8. Buy a lunch bag you can walk confidently with
If you can’t rationalize spending $40 on a Vera Bradley lunch bag but also don’t want to look like an intern by carrying the tricked-out kids Superman bag from Target (by far the coolest one there), go for a semi-cute, socially acceptable bag off Amazon.
<< Exhibit A
- Learn to cook chicken
Once you learn how to make chicken tasty and healthy, you can make several pieces at once and put them on top of salads, quinoa, pasta, or veggies. Voila: minimal preparation, tasty, healthy lunches all week long! You’ll get svelte by eating well, and also avoid spending what’s left of your after-tax paycheck.
- Get in a workout groove
I used to think adults who had “no time to exercise” were just lazy, but the struggle is real. My advice: pack your clothes and a snack, and go straight from work. If you can get up to go before work, God bless you.
- Start figuring out your finances
The time has come. Set up your Roth IRA and/or 401K and start contributing now. Compounding interest is your friend! Also begin thinking about what percentage of your income you can give away to church and other charitable causes.
- Be well, wherever you are
Studies show that prolonged sedentary time is associated with negative health outcomes regardless of physical activity outside of work. The more frequently and longer we incorporate light physical activity into our everyday routine, the better, for preserving our health and boosting our productivity. So take advantage of your company’s wellness program in addition to developing your own tactics for being healthy at work. Some suggestions: take the stairs; go for short walks during lunch; request a standing desk; bring an exercise ball to sit on; stand up and stretch for a few minutes each hour. When you do sit, sit up straight and throw in some leg extensions under your desk. Drink water, not coffee, all day long. Get outside during lunch and give your eyes a rest from screens. Eat small, healthy snacks throughout the day. Smile and be positive! Get to know people.
- Put it in perspective
If you’re like me, it can be hard to leave work without finishing everything to the best of your ability. Prioritize the tasks and projects that are most important, and realize perfection isn’t attainable. Your job is part of your life, not your whole life. Tomorrow is another day to get things done. Stay committed to other activities that matter to you and engaged in relationships with friends and family.

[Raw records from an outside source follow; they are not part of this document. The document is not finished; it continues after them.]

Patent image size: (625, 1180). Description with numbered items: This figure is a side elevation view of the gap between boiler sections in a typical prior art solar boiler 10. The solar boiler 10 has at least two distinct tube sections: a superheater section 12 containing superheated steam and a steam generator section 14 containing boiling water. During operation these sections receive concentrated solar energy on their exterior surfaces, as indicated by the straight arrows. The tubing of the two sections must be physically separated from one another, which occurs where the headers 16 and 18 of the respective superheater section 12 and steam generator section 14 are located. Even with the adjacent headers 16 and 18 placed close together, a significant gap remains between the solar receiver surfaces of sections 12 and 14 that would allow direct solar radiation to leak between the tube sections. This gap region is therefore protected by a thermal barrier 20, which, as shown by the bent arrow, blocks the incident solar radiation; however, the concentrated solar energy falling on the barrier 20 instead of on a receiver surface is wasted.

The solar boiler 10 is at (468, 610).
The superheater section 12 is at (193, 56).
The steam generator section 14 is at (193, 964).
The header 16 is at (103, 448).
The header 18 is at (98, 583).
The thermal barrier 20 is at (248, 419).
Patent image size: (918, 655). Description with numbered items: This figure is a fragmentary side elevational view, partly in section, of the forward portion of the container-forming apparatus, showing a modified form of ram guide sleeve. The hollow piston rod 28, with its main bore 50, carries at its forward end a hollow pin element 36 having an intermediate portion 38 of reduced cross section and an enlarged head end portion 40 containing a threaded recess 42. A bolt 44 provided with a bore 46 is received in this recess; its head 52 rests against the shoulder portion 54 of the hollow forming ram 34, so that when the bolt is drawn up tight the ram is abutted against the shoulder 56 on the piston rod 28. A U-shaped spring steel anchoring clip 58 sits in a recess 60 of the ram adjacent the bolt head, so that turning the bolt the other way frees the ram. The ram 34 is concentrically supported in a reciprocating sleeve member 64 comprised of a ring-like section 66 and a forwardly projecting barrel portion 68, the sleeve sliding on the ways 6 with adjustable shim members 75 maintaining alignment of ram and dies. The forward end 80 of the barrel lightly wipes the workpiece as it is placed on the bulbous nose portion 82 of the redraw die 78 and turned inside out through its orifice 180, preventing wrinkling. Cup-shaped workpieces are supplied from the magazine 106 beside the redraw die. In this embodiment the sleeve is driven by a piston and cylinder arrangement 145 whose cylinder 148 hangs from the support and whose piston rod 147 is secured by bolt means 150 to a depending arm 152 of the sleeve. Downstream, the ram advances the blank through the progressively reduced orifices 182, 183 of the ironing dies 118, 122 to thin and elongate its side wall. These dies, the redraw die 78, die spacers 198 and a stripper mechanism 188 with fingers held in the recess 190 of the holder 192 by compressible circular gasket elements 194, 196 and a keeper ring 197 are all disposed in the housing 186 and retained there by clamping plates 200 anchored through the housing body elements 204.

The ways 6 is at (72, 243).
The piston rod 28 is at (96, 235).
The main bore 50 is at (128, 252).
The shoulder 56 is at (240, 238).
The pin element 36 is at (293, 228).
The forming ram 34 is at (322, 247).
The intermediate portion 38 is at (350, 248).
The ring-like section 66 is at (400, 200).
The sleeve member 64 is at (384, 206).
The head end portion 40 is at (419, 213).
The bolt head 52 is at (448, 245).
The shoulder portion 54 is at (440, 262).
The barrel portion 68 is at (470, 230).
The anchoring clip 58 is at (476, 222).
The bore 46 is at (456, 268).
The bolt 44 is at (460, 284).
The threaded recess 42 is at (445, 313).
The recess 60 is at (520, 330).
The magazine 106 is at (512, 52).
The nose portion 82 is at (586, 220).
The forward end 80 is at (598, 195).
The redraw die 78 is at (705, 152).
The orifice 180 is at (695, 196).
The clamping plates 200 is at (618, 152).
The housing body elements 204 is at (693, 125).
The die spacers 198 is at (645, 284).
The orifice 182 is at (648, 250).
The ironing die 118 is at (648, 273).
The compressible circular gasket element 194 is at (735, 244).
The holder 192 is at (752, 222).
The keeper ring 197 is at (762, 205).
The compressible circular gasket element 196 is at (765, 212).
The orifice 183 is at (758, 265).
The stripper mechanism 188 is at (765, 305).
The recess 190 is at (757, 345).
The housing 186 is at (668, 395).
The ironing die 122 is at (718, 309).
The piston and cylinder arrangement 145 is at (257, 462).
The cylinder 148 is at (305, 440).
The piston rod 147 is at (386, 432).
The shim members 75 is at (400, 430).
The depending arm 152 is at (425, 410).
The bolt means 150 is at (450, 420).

- Make the most of traffic
Rather than hating all of the people who are, like you, just trying to get to or from work, listen to Ben Rector’s “Brand New” album. The song “Crazy” will spot-on capture your new life! You might also listen to Christian music, try the free You Version Bible app, or read books on tape via the Audible app or your Kindle on read-out-loud mode.
There’s a lot going on. And change is hard. Thank God for your new opportunity to grow and ask that He will see you through this transition as smoothly as possible. He will help you to do your best in your new role, to glorify Him with the skills and talents He has given you, and above all, to stay calm and confident that He’s right there with you through it all.
Well there you have it: my survival guide for your first few weeks in corporate America. Let me know what you’ve learned from joining the work world as well!